Il ne suffit pas au 1er R.T.M. d’avoir glorieusement contribué à la libération du Territoire National. Il brûle en plus, ainsi que toutes les autres unités de la 4e Division Marocaine de Montagne, du désir de porter enfin la guerre sur le sol allemand, inviolé depuis Napoléon 1er. Et cette volonté est peut-être, si possible, plus grande encore au Régiment qui entend venger de façon éclatante ses morts de Belgique et des Flandres, en 1940. Aussi, est-ce avec joie qu’il franchit le Rhin, à Kehl, le 17 avril.

Le 19 avril, le Colonel Brissaud-Desmaillet, ancien commandant du Régiment en Italie, en reprend le commandement. Engagé sur l’axe général Freudenstaat – Donaueschingen – Stokach Friedrichaffen – Lindau – Brégenz, le 1er R.T.M., prend une part active à cette magnifique campagne Rhin – Danube, digne des plus belles épopées napoléoniennes.

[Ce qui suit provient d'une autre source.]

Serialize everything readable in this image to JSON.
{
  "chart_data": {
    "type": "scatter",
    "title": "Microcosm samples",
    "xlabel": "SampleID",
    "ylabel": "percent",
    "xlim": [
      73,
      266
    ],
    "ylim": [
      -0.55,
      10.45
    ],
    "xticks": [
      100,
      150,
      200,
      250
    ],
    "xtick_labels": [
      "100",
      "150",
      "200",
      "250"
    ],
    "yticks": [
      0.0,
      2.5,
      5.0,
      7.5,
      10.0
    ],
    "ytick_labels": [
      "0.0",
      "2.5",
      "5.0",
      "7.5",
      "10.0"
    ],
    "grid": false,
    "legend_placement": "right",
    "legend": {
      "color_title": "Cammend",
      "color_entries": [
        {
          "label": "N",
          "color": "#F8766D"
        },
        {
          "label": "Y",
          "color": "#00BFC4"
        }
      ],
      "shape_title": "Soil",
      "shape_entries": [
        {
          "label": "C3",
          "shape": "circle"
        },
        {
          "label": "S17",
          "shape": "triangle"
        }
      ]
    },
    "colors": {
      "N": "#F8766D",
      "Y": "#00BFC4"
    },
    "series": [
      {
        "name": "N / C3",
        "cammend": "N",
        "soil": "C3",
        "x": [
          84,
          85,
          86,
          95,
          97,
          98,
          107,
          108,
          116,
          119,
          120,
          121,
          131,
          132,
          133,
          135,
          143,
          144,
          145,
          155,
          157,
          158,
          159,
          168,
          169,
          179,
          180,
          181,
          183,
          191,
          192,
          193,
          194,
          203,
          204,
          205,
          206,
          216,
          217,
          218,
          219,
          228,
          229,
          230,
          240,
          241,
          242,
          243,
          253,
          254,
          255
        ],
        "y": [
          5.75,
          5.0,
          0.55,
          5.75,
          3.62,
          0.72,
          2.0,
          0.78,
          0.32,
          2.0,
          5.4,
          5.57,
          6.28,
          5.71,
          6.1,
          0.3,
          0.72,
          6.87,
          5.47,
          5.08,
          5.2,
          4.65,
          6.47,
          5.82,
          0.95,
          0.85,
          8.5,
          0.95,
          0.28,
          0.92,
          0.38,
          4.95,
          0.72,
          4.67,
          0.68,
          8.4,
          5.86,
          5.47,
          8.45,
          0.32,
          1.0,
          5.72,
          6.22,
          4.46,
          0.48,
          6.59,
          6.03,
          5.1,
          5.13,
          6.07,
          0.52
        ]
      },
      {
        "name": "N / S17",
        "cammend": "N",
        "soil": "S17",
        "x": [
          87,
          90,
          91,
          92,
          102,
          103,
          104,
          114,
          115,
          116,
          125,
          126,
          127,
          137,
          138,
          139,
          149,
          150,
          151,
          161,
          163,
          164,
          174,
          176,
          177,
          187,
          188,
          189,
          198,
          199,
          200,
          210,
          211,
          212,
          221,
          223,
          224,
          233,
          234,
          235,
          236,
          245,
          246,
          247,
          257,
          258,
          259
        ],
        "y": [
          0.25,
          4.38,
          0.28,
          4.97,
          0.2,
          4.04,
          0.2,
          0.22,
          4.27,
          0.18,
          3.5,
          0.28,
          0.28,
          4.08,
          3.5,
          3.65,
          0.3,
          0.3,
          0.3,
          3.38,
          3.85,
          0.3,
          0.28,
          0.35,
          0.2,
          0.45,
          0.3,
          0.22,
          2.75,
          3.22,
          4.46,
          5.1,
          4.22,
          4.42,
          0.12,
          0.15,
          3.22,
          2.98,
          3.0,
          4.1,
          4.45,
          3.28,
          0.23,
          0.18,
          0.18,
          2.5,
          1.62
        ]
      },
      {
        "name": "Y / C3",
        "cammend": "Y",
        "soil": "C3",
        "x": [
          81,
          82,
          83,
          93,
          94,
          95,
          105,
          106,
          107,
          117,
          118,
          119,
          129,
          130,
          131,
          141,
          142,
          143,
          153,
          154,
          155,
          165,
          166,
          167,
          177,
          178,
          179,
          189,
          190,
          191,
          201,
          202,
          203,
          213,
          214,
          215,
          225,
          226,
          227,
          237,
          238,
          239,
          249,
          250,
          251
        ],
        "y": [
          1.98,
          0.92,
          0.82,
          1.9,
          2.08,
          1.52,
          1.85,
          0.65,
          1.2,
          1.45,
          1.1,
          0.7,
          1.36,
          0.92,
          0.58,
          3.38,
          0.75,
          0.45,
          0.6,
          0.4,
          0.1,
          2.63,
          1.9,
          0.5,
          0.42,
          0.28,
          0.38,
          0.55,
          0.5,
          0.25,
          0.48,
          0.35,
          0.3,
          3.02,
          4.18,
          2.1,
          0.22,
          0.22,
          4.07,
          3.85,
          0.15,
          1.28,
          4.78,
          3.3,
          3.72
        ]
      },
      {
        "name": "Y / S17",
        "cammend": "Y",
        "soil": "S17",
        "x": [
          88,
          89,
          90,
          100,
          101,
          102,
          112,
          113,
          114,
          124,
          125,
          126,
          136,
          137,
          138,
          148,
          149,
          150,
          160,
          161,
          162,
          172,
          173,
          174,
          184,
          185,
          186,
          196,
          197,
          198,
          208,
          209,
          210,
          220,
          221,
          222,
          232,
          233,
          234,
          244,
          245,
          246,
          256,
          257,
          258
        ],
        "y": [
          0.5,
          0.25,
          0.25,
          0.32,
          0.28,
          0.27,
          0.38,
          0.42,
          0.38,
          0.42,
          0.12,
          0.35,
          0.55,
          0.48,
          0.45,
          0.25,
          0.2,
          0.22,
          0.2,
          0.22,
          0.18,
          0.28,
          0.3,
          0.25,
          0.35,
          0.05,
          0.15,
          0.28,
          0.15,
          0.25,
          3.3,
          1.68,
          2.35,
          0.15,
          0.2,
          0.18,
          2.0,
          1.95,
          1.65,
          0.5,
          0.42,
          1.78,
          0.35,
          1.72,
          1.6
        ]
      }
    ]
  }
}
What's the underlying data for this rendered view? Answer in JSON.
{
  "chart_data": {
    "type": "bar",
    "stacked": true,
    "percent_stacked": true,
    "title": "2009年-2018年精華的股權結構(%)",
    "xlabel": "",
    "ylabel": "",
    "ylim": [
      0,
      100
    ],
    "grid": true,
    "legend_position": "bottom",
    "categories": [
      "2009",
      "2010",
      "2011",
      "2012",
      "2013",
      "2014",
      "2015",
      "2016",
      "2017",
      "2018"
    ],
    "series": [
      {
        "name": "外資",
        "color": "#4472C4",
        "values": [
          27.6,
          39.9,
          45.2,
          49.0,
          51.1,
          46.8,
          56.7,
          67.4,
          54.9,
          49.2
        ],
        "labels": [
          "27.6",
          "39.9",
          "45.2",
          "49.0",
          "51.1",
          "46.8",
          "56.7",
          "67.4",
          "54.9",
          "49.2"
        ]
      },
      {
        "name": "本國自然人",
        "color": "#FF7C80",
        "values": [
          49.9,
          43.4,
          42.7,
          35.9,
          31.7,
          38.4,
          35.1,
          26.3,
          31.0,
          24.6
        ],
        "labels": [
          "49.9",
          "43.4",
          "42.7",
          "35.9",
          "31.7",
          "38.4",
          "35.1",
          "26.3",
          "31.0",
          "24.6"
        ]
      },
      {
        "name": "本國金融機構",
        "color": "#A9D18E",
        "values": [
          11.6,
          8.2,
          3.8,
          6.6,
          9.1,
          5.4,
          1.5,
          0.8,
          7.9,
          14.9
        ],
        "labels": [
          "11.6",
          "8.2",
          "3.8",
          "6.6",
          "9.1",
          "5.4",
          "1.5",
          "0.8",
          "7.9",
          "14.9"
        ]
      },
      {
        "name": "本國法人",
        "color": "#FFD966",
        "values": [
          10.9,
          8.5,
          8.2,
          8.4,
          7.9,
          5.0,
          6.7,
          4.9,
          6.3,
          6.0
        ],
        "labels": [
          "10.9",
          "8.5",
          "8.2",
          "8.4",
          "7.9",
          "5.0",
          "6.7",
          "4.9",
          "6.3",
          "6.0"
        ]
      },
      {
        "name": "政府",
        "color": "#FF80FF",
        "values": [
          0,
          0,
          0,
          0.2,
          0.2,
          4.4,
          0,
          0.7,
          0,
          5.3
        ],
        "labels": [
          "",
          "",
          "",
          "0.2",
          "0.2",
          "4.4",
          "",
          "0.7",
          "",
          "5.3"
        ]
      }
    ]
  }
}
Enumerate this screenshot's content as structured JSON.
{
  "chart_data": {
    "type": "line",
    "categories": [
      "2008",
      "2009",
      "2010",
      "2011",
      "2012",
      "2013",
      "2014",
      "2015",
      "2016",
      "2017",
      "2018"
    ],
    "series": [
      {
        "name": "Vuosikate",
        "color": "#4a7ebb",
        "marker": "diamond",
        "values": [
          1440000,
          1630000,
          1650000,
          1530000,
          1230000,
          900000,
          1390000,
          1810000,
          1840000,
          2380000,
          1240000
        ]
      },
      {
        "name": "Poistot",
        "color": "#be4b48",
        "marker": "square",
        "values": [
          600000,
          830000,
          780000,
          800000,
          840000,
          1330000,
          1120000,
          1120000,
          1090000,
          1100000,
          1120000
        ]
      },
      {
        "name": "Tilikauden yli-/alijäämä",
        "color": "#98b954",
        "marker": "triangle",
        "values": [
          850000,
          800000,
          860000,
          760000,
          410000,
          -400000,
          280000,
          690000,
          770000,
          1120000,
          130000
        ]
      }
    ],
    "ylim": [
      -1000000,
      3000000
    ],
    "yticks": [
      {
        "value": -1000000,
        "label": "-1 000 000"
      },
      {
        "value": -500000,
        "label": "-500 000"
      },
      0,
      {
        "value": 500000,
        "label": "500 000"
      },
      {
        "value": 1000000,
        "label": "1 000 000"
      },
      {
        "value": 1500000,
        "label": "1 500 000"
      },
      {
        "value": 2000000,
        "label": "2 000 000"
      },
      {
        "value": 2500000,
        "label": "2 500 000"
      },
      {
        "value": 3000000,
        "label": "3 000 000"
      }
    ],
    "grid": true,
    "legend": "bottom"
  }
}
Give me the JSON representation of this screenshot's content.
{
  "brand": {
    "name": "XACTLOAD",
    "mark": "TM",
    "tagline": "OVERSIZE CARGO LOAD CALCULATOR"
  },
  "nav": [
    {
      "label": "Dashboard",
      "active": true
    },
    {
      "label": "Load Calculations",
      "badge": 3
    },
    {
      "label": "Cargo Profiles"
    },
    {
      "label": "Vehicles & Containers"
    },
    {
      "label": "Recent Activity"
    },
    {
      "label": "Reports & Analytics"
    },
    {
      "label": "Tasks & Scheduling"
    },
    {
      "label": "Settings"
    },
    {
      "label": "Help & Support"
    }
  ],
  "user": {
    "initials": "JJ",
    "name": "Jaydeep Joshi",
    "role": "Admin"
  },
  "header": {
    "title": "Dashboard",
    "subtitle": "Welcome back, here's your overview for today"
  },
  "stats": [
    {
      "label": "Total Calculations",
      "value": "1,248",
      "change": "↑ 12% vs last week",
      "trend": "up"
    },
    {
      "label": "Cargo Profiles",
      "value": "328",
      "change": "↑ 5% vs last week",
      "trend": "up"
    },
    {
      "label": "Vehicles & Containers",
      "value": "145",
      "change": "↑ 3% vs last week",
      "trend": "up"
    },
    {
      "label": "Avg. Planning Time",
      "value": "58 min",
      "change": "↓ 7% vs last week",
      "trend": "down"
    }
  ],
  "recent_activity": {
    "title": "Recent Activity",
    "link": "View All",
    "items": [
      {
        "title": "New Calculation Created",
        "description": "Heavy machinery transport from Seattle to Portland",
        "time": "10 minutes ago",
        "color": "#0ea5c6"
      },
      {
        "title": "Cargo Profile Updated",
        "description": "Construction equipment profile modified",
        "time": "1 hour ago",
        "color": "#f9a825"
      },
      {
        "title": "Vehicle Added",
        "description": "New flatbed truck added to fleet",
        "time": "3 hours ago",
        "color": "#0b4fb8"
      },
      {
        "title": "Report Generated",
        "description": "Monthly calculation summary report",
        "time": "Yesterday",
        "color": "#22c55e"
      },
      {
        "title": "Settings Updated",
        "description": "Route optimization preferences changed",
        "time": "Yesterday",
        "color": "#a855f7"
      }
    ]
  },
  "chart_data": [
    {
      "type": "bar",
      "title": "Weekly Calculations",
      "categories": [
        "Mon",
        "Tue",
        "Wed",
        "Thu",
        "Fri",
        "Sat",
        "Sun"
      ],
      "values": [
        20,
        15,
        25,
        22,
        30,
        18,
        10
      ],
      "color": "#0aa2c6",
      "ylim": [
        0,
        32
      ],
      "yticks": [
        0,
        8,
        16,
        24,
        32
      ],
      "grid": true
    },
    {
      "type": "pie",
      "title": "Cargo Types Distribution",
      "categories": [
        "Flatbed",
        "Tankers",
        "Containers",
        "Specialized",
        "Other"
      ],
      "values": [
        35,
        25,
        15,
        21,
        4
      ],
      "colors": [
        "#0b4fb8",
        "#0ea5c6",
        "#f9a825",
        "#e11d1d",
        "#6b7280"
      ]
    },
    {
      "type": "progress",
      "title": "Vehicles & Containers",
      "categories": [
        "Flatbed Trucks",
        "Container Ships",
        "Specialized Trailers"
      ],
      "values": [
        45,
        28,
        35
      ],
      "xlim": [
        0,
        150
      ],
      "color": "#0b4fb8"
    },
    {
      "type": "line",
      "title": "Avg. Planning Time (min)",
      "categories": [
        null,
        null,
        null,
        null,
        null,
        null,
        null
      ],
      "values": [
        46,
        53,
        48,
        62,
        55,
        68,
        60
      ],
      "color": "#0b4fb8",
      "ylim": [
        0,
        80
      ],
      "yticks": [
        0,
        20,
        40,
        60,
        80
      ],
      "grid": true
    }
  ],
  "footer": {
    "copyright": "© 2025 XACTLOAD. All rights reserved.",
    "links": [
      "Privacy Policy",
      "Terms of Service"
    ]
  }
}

Le 22 avril, le 2e Bataillon dégage, à Saint-Georges, un escadron de chars du 8e Dragons, bloqué dans cette localité par les allemands. Le 24 avril, le Lieutenant Benton (C.A.C.) est tué alors qu’il se portait à la recherche de la 10e Compagnie attaquée par l’ennemi dans la région de Biesendorf et Mossenheim, au Nord d’Engen. Cette unité se fait remarquer par sa belle conduite au sein du Combat-Command N° 2.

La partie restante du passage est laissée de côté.